Hello,
On Sun, 23 Mar 2014, null_ptr wrote:
>On 22/03/14 23:40, Volker Armin Hemmann wrote:
>>Am 22.03.2014 02:08, schrieb null_ptr:
>>>"modprobe pcspkr" doesn't change anything. It is still silent. I also
>>>tried
>>>building it in the kernel.
>>>
>>>On the other hand from what I understand the snd_hda_intel should be
>>>doing the beeps when the mainboard does not have a physical speaker on
>>>the mainboard and instead beeps through the regular sound device. At
>>>least on 3.10.25 I had not build the pcspkr module and the system beeped
>>>happily.
>>
>>Now, are we talking about the motherboard beeping through a little
>>builtin speaker that does not work
>>or
>>Are we talking about your onboard sound not beeping in your
>>headphones/your attached speakers when there is a motherboard 'beep'?
[..]
>I'm talking about the onboard sound not beeping in the attached
>headphones/speakers when there is a motherboard 'beep'. The problem is
>that I used that for some events as a status (e.g. battery running low)

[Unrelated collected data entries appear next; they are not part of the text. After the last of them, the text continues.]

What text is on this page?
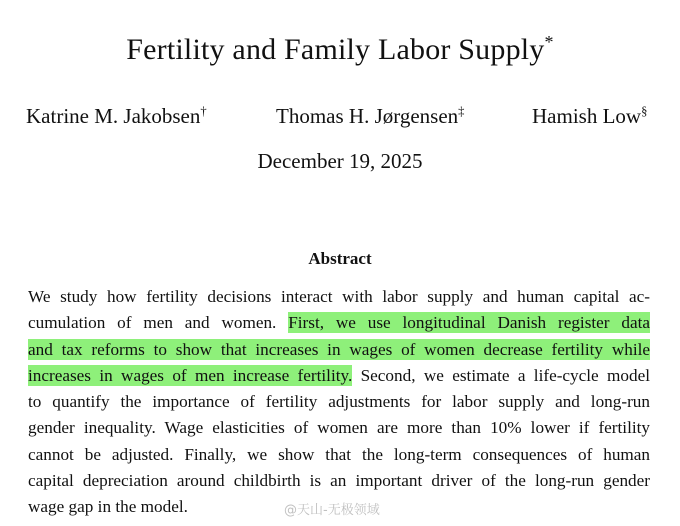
Fertility and Family Labor Supply*
Katrine M. Jakobsen†	Thomas H. Jørgensen‡	Hamish Low§
December 19, 2025
Abstract
We study how fertility decisions interact with labor supply and human capital ac-
cumulation of men and women. First, we use longitudinal Danish register data
and tax reforms to show that increases in wages of women decrease fertility while
increases in wages of men increase fertility. Second, we estimate a life-cycle model
to quantify the importance of fertility adjustments for labor supply and long-run
gender inequality. Wage elasticities of women are more than 10% lower if fertility
cannot be adjusted. Finally, we show that the long-term consequences of human
capital depreciation around childbirth is an important driver of the long-run gender
wage gap in the model.	@天山-无极领域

>and I like the annoying nature of the beep for these events.
Wait. What now? You have (at least) two sound-devices that can beep:
a) the beeper on your motherboard
in this case, use what I wrote, i.e.
pcsp=enable=1
in your kernel commandline and make sure
modprobe pcspkr
works. The module is not needed in the initrd.

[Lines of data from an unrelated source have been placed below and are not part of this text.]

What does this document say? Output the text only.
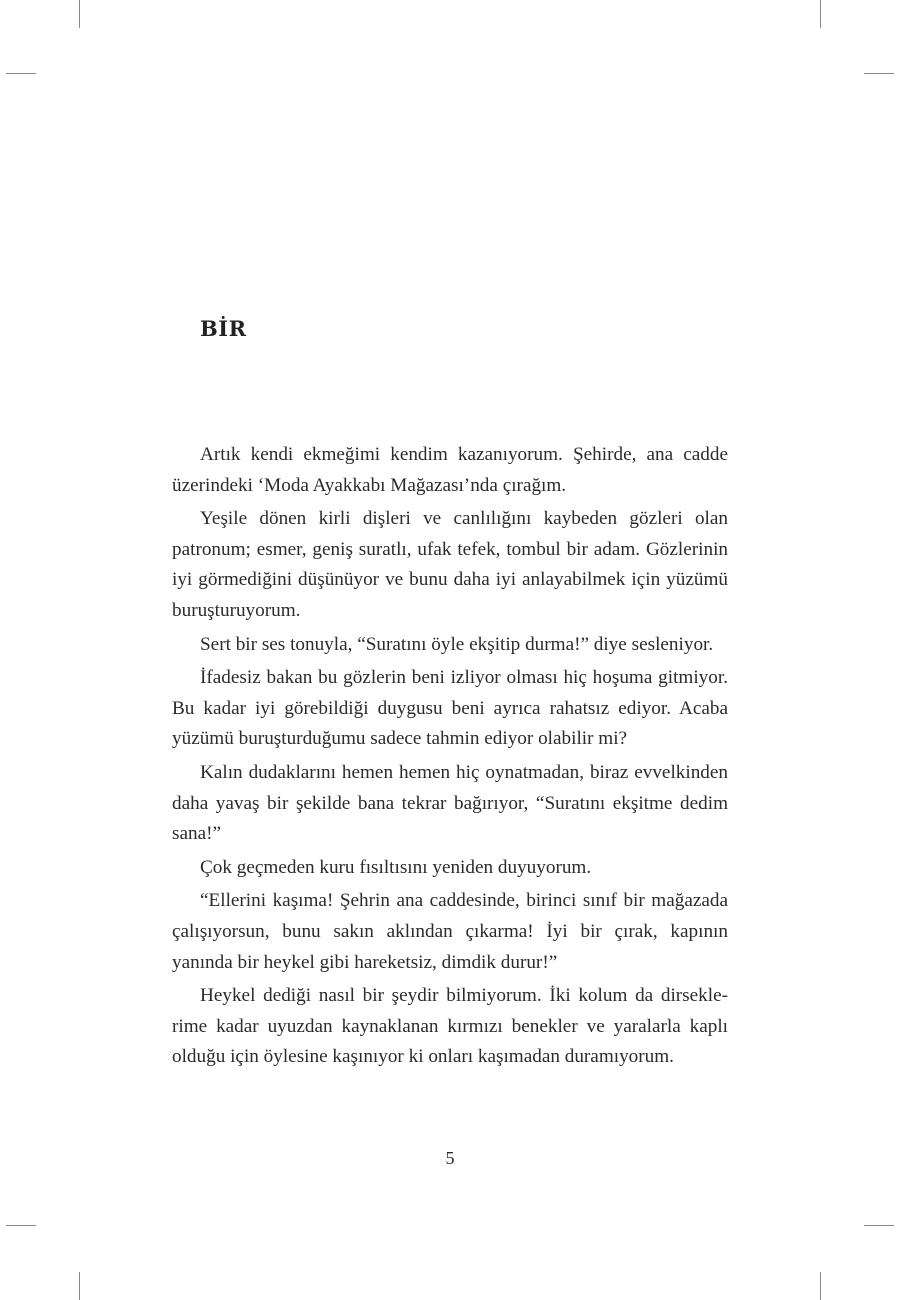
BİR

Artık kendi ekmeğimi kendim kazanıyorum. Şehirde, ana cadde üzerindeki ‘Moda Ayakkabı Mağazası’nda çırağım.

Yeşile dönen kirli dişleri ve canlılığını kaybeden gözleri olan patronum; esmer, geniş suratlı, ufak tefek, tombul bir adam. Gözlerinin iyi görmediğini düşünüyor ve bunu daha iyi anlayabilmek için yüzümü buruşturuyorum.

Sert bir ses tonuyla, “Suratını öyle ekşitip durma!” diye sesleniyor.

İfadesiz bakan bu gözlerin beni izliyor olması hiç hoşuma gitmiyor. Bu kadar iyi görebildiği duygusu beni ayrıca rahatsız ediyor. Acaba yüzümü buruşturduğumu sadece tahmin ediyor olabilir mi?

Kalın dudaklarını hemen hemen hiç oynatmadan, biraz evvelkinden daha yavaş bir şekilde bana tekrar bağırıyor, “Suratını ekşitme dedim sana!”

Çok geçmeden kuru fısıltısını yeniden duyuyorum.

“Ellerini kaşıma! Şehrin ana caddesinde, birinci sınıf bir mağazada çalışıyorsun, bunu sakın aklından çıkarma! İyi bir çırak, kapının yanında bir heykel gibi hareketsiz, dimdik durur!”

Heykel dediği nasıl bir şeydir bilmiyorum. İki kolum da dirseklerime kadar uyuzdan kaynaklanan kırmızı benekler ve yaralarla kaplı olduğu için öylesine kaşınıyor ki onları kaşımadan duramıyorum.

5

b) the onboard-sound-chip via attached speakers/headphones
in this case, disable the mobo-beeper (might be default)
blacklist pcspkr
explicitly, possibly along with with the kernel-parameter
pcsp=enable=0
and your normal alsa-driver should take over the task of "beeping"

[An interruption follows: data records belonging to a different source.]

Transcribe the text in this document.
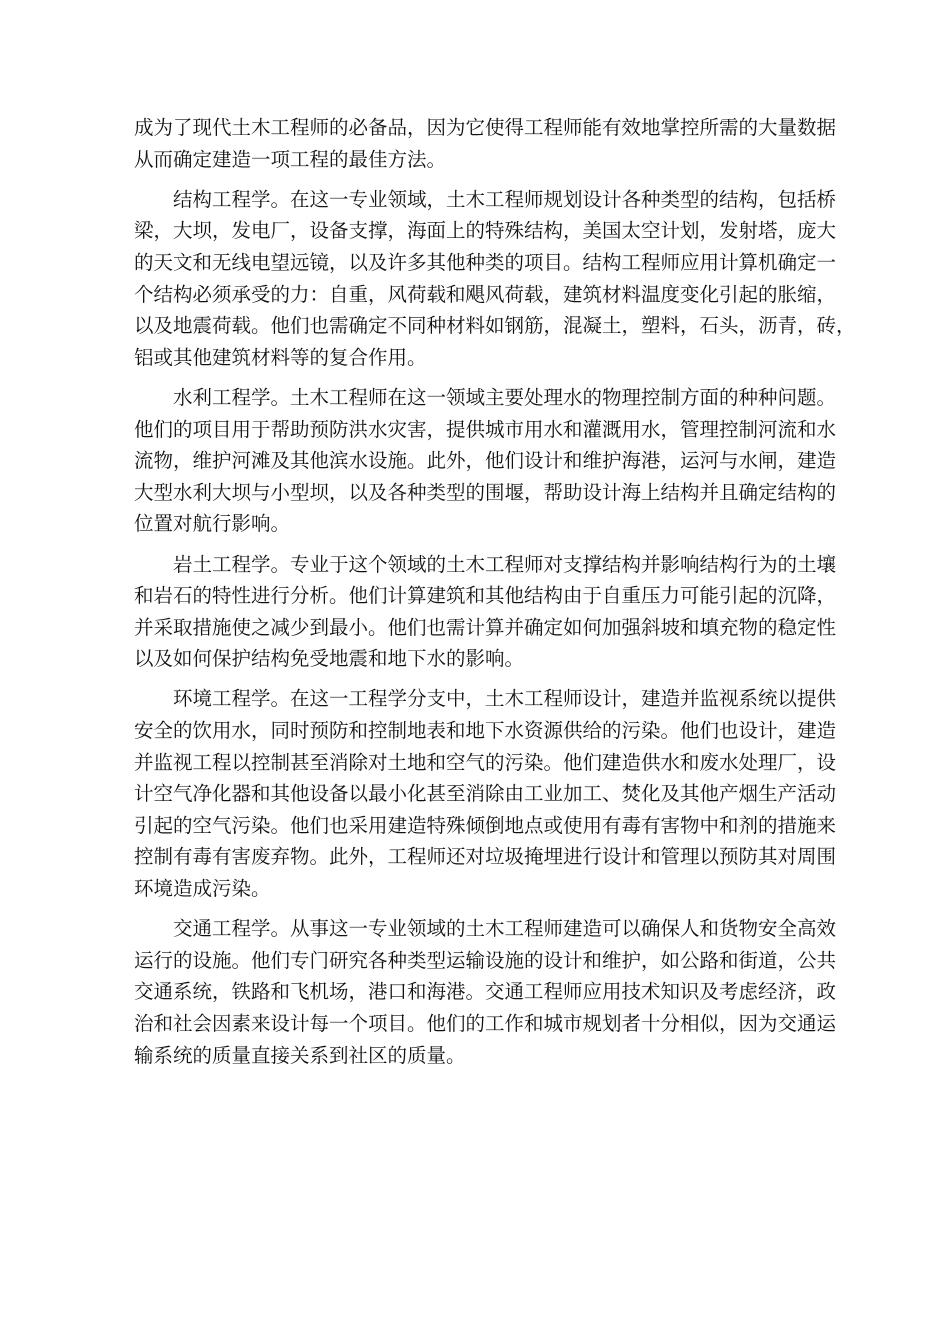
成为了现代土木工程师的必备品，因为它使得工程师能有效地掌控所需的大量数据
从而确定建造一项工程的最佳方法。
结构工程学。在这一专业领域，土木工程师规划设计各种类型的结构，包括桥
梁，大坝，发电厂，设备支撑，海面上的特殊结构，美国太空计划，发射塔，庞大
的天文和无线电望远镜，以及许多其他种类的项目。结构工程师应用计算机确定一
个结构必须承受的力：自重，风荷载和飓风荷载，建筑材料温度变化引起的胀缩，
以及地震荷载。他们也需确定不同种材料如钢筋，混凝土，塑料，石头，沥青，砖，
铝或其他建筑材料等的复合作用。
水利工程学。土木工程师在这一领域主要处理水的物理控制方面的种种问题。
他们的项目用于帮助预防洪水灾害，提供城市用水和灌溉用水，管理控制河流和水
流物，维护河滩及其他滨水设施。此外，他们设计和维护海港，运河与水闸，建造
大型水利大坝与小型坝，以及各种类型的围堰，帮助设计海上结构并且确定结构的
位置对航行影响。
岩土工程学。专业于这个领域的土木工程师对支撑结构并影响结构行为的土壤
和岩石的特性进行分析。他们计算建筑和其他结构由于自重压力可能引起的沉降，
并采取措施使之减少到最小。他们也需计算并确定如何加强斜坡和填充物的稳定性
以及如何保护结构免受地震和地下水的影响。
环境工程学。在这一工程学分支中，土木工程师设计，建造并监视系统以提供
安全的饮用水，同时预防和控制地表和地下水资源供给的污染。他们也设计，建造
并监视工程以控制甚至消除对土地和空气的污染。他们建造供水和废水处理厂，设
计空气净化器和其他设备以最小化甚至消除由工业加工、焚化及其他产烟生产活动
引起的空气污染。他们也采用建造特殊倾倒地点或使用有毒有害物中和剂的措施来
控制有毒有害废弃物。此外，工程师还对垃圾掩埋进行设计和管理以预防其对周围
环境造成污染。
交通工程学。从事这一专业领域的土木工程师建造可以确保人和货物安全高效
运行的设施。他们专门研究各种类型运输设施的设计和维护，如公路和街道，公共
交通系统，铁路和飞机场，港口和海港。交通工程师应用技术知识及考虑经济，政
治和社会因素来设计每一个项目。他们的工作和城市规划者十分相似，因为交通运
输系统的质量直接关系到社区的质量。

(snd-pcsp is a different beast).
If it does not, your alsa-driver might be buggy as it should take
over the beeping.
HTH,
-dnh, I wanted case a), beeping completely independent from any other
audio stuff. And with the program 'beep'
(http://www.johnath.com/beep) and/or the snd-pcsp driver, you can
use the beeper to do more than the standard beep.
--
There is a green, multi-legged creature crawling on your shoulder.